O Império do tacto
Nunca como hoje o homem se entregou à ditadura da visão. A leitura, a fotografia, o cinema e a televisão são os meios utilizados por cada um de nós para comunicarmos com o destino (leia-se: o real). Já nem sequer a música resiste a ser ilustrada
Kirk Woolford, um americano radicado na Alemanha, é um dos autores do projecto CyberSM, um sistema de comunicação audio-táctil que ficou conhecido na Europa como a primeira experiência no domínio do cibersexo. Aproveitámos a sua presença no Workshop Virtual Environments (Coimbra, Outubro passado) para historiar um dos acontecimentos mais quentes da Realidade Virtual em 1993, e seguir o desenvolvimento posterior deste cientista que acredita no toque como linguagem.
Muito embora Kirk Woolford recuse liminarmente a colagem do chavão cibersexo às suas experiências, o nome CyberSM inspirou-se nos primeiros fatos (data-suits) construídos no MIT, à base de couro e plástico negros, salpicados de fios e sensores que relembram a iconografia sado-masoquista.

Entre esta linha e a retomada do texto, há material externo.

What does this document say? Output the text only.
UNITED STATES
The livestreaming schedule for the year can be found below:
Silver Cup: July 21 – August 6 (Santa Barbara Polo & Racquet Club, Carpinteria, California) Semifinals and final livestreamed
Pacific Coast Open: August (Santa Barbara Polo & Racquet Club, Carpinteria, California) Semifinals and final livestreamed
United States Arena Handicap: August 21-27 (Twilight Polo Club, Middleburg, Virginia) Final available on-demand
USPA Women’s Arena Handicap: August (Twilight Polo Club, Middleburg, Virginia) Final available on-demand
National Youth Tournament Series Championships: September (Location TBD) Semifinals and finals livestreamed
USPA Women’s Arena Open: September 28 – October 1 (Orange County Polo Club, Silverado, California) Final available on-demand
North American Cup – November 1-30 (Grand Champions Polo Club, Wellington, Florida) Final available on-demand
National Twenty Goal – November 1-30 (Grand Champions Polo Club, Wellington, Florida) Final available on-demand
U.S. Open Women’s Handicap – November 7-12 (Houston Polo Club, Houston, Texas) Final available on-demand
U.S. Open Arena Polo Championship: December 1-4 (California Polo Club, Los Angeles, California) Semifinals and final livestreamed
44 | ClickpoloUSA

Há também uma razão de ordem funcional: na experiência de CyberSM, o controlo das sensações que cada um pode sentir está entregue aos desejos do outro. «Quando entramos num mundo virtual, entramos também no mundo de alguém», diz Kirk. Mas afinal como é que tudo isto funciona?
CyberSM
A panóplia do CyberSM é composta por dois fatos interligados à distância, com capacidade de gerar vibrações e choques eléctricos, e uma base de dados com a qual se constroem corpos virtuais a partir de várias dezenas de corpos previamente «scannerizados». Para além da linha (ISDN) que transporta as informações do toque (vibração ou choque eléctrico), existe ainda uma linha áudio para a voz. Uma vez vestido o fato e construído o corpo virtual no computador, a imagem deste vai aparecer no ecrã do interlocutor, e é sobre esse corpo virtual que ele actua, através de um simples cursor. E vice-versa. Os comandos aplicados sobre o corpo virtual são então traduzidos pelo computador remoto em vibrações ou choques produzidos no fato sobre o corpo real.

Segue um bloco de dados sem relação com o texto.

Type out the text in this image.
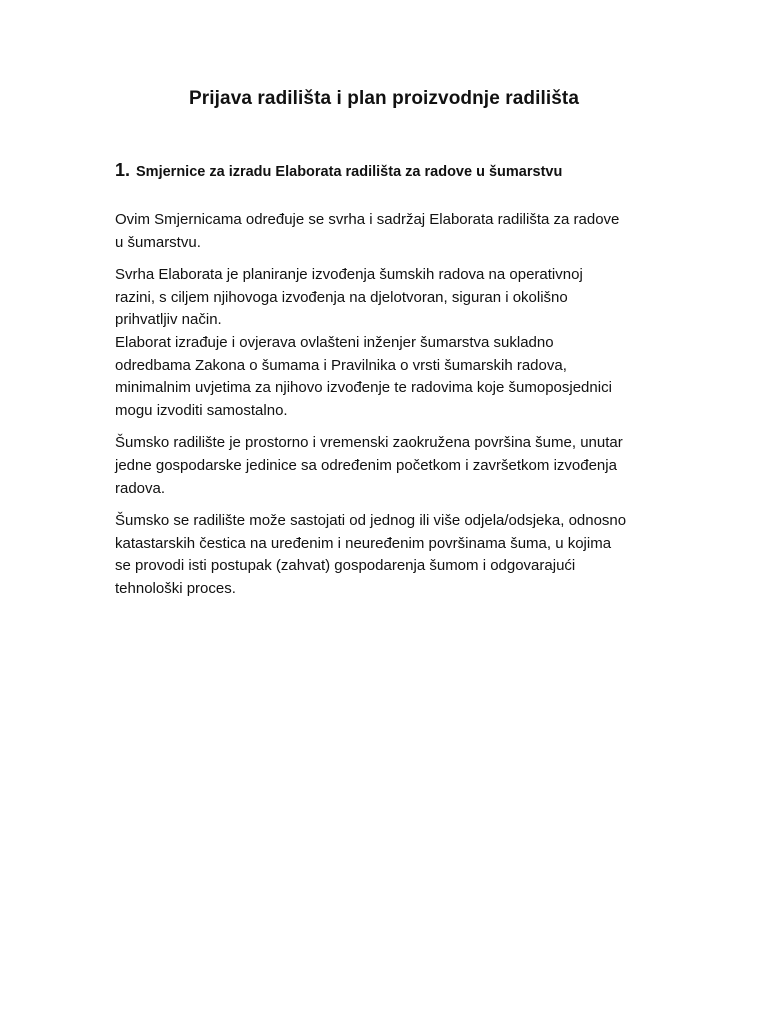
Prijava radilišta i plan proizvodnje radilišta
1. Smjernice za izradu Elaborata radilišta za radove u šumarstvu

Ovim Smjernicama određuje se svrha i sadržaj Elaborata radilišta za radove
u šumarstvu.

Svrha Elaborata je planiranje izvođenja šumskih radova na operativnoj
razini, s ciljem njihovoga izvođenja na djelotvoran, siguran i okolišno
prihvatljiv način.

Elaborat izrađuje i ovjerava ovlašteni inženjer šumarstva sukladno
odredbama Zakona o šumama i Pravilnika o vrsti šumarskih radova,
minimalnim uvjetima za njihovo izvođenje te radovima koje šumoposjednici
mogu izvoditi samostalno.

Šumsko radilište je prostorno i vremenski zaokružena površina šume, unutar
jedne gospodarske jedinice sa određenim početkom i završetkom izvođenja
radova.

Šumsko se radilište može sastojati od jednog ili više odjela/odsjeka, odnosno
katastarskih čestica na uređenim i neuređenim površinama šuma, u kojima
se provodi isti postupak (zahvat) gospodarenja šumom i odgovarajući
tehnološki proces.
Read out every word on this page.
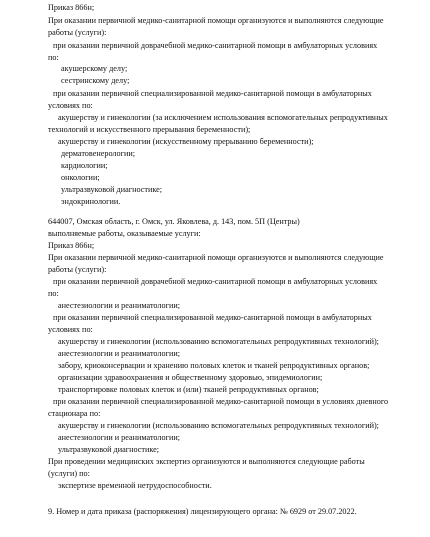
Приказ 866н;
При оказании первичной медико-санитарной помощи организуются и выполняются следующие
работы (услуги):
при оказании первичной доврачебной медико-санитарной помощи в амбулаторных условиях
по:
акушерскому делу;
сестринскому делу;
при оказании первичной специализированной медико-санитарной помощи в амбулаторных
условиях по:
акушерству и гинекологии (за исключением использования вспомогательных репродуктивных
технологий и искусственного прерывания беременности);
акушерству и гинекологии (искусственному прерыванию беременности);
дерматовенерологии;
кардиологии;
онкологии;
ультразвуковой диагностике;
эндокринологии.
644007, Омская область, г. Омск, ул. Яковлева, д. 143, пом. 5П (Центры)
выполняемые работы, оказываемые услуги:
Приказ 866н;
При оказании первичной медико-санитарной помощи организуются и выполняются следующие
работы (услуги):
при оказании первичной доврачебной медико-санитарной помощи в амбулаторных условиях
по:
анестезиологии и реаниматологии;
при оказании первичной специализированной медико-санитарной помощи в амбулаторных
условиях по:
акушерству и гинекологии (использованию вспомогательных репродуктивных технологий);
анестезиологии и реаниматологии;
забору, криоконсервации и хранению половых клеток и тканей репродуктивных органов;
организации здравоохранения и общественному здоровью, эпидемиологии;
транспортировке половых клеток и (или) тканей репродуктивных органов;
при оказании первичной специализированной медико-санитарной помощи в условиях дневного
стационара по:
акушерству и гинекологии (использованию вспомогательных репродуктивных технологий);
анестезиологии и реаниматологии;
ультразвуковой диагностике;
При проведении медицинских экспертиз организуются и выполняются следующие работы
(услуги) по:
экспертизе временной нетрудоспособности.
9. Номер и дата приказа (распоряжения) лицензирующего органа: № 6929 от 29.07.2022.
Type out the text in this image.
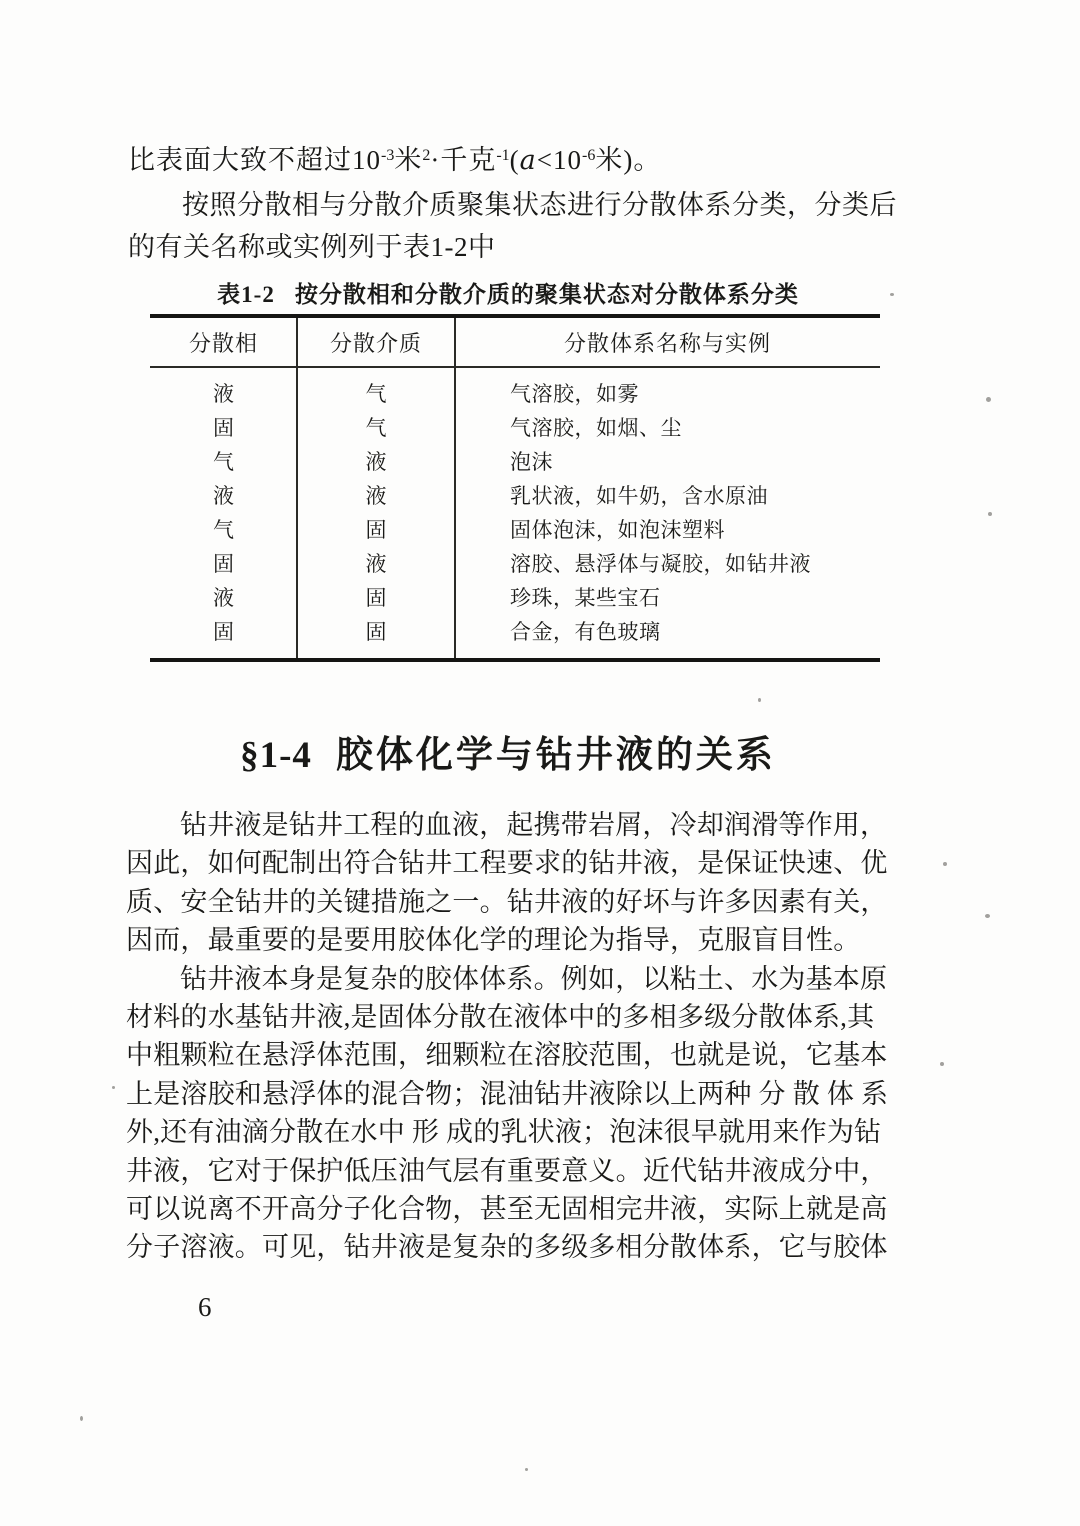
比表面大致不超过$10^{-3}$米$^2$·千克$^{-1}(a<10^{-6}$米)。
按照分散相与分散介质聚集状态进行分散体系分类，分类后
的有关名称或实例列于表1-2中
表1-2 按分散相和分散介质的聚集状态对分散体系分类
分散相	分散介质	分散体系名称与实例
液	气	气溶胶，如雾
固	气	气溶胶，如烟、尘
气	液	泡沫
液	液	乳状液，如牛奶，含水原油
气	固	固体泡沫，如泡沫塑料
固	液	溶胶、悬浮体与凝胶，如钻井液
液	固	珍珠，某些宝石
固	固	合金，有色玻璃
§1-4 胶体化学与钻井液的关系
钻井液是钻井工程的血液，起携带岩屑，冷却润滑等作用，
因此，如何配制出符合钻井工程要求的钻井液，是保证快速、优
质、安全钻井的关键措施之一。钻井液的好坏与许多因素有关，
因而，最重要的是要用胶体化学的理论为指导，克服盲目性。
钻井液本身是复杂的胶体体系。例如，以粘土、水为基本原
材料的水基钻井液,是固体分散在液体中的多相多级分散体系,其
中粗颗粒在悬浮体范围，细颗粒在溶胶范围，也就是说，它基本
上是溶胶和悬浮体的混合物；混油钻井液除以上两种 分 散 体 系
外,还有油滴分散在水中 形 成的乳状液；泡沫很早就用来作为钻
井液，它对于保护低压油气层有重要意义。近代钻井液成分中，
可以说离不开高分子化合物，甚至无固相完井液，实际上就是高
分子溶液。可见，钻井液是复杂的多级多相分散体系，它与胶体
6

Na primeira experiência, realizada entre Paris e Colónia, a localização do toque foi propositadamente alterada pelo programa, de modo a «incentivar o diálogo e a exploração do corpo do outro». Auch! acabaste de me mandar duzentos volts ao umbigo! Mas quando os participantes não conseguiam comunicar através de uma língua comum (um utilizador de Paris só falava francês e o de Colónia inglês e alemão) não resistiam mais que alguns minutos, caindo no aborrecimento. Para Kirk Woolford foi a desilusão, «afinal tínhamos criado um método de ilustrar uma conversa telefónica com o tacto». A resolução do toque mostrou-se demasiado limitada para que os participantes dialogassem a esse nível, forçando-os a uma relação familiar e conhecida: a conversa telefónica.

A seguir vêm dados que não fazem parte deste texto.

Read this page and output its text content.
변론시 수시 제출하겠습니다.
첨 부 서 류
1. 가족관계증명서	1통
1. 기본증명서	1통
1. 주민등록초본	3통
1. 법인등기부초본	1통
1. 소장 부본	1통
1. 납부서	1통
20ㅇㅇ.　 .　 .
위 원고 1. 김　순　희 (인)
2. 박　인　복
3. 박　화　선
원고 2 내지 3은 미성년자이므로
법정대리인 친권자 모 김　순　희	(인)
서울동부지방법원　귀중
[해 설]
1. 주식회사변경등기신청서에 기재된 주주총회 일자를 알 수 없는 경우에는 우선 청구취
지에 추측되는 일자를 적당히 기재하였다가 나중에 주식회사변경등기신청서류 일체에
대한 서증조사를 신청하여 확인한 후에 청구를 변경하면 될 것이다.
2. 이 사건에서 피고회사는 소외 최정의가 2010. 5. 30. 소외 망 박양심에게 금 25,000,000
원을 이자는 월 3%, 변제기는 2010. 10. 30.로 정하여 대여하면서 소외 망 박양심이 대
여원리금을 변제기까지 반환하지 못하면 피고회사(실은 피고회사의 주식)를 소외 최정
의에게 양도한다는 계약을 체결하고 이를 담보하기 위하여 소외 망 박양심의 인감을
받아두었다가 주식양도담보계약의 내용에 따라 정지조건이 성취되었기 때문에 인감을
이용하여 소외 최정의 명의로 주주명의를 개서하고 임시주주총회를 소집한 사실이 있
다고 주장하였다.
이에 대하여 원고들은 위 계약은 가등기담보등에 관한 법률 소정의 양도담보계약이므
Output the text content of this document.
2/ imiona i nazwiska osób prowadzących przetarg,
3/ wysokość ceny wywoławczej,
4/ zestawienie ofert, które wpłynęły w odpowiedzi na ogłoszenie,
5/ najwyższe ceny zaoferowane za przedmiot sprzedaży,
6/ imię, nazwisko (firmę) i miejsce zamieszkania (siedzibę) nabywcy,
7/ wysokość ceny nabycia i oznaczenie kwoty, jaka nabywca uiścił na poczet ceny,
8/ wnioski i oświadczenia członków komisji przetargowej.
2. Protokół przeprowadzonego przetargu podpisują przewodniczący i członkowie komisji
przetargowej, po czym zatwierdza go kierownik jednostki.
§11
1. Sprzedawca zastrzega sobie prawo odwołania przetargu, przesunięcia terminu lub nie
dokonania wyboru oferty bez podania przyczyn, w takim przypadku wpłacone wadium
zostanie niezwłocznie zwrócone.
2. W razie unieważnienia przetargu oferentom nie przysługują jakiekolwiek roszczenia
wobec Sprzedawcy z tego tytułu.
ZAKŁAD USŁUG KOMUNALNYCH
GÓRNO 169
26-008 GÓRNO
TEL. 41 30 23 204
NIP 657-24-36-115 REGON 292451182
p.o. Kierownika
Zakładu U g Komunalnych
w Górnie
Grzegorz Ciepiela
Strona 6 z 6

«O projecto CyberSM não se confronta apenas com problemas da utilização do corpo humano como "interface", mas também com a percepção cultural do tacto». É deste modo que Kirk explica a colagem do chavão cibersexo ao projecto, pois, segundo ele, «o toque mais comum entre as pessoas, para muitos até o único toque que reconhecem, é sexual. Contudo, a interpretação que os media fizeram, revelou as fragilidades do projecto. Quando nos tocamos, a localização e a qualidade do toque significam mais do que o simples acto de tocar. A construção do CyberSM não permite este tipo de subtileza».
Foi este sistema que Kirk Woolford trouxe até Coimbra, onde foi notada a sua potencialidade no campo dos invisuais. Mas o investigador ainda tem alguns problemas, o menos dos quais é o obstáculo da roupa (já que o vento só funciona directamente sobre a pele): «Acredito que é possível utilizar o tacto como forma de comunicarmos uns com os outros. Mas estas experiências ainda estão muito longe de uma "resolução fotográfica", tal como ela já existe na criação de imagens virtuais".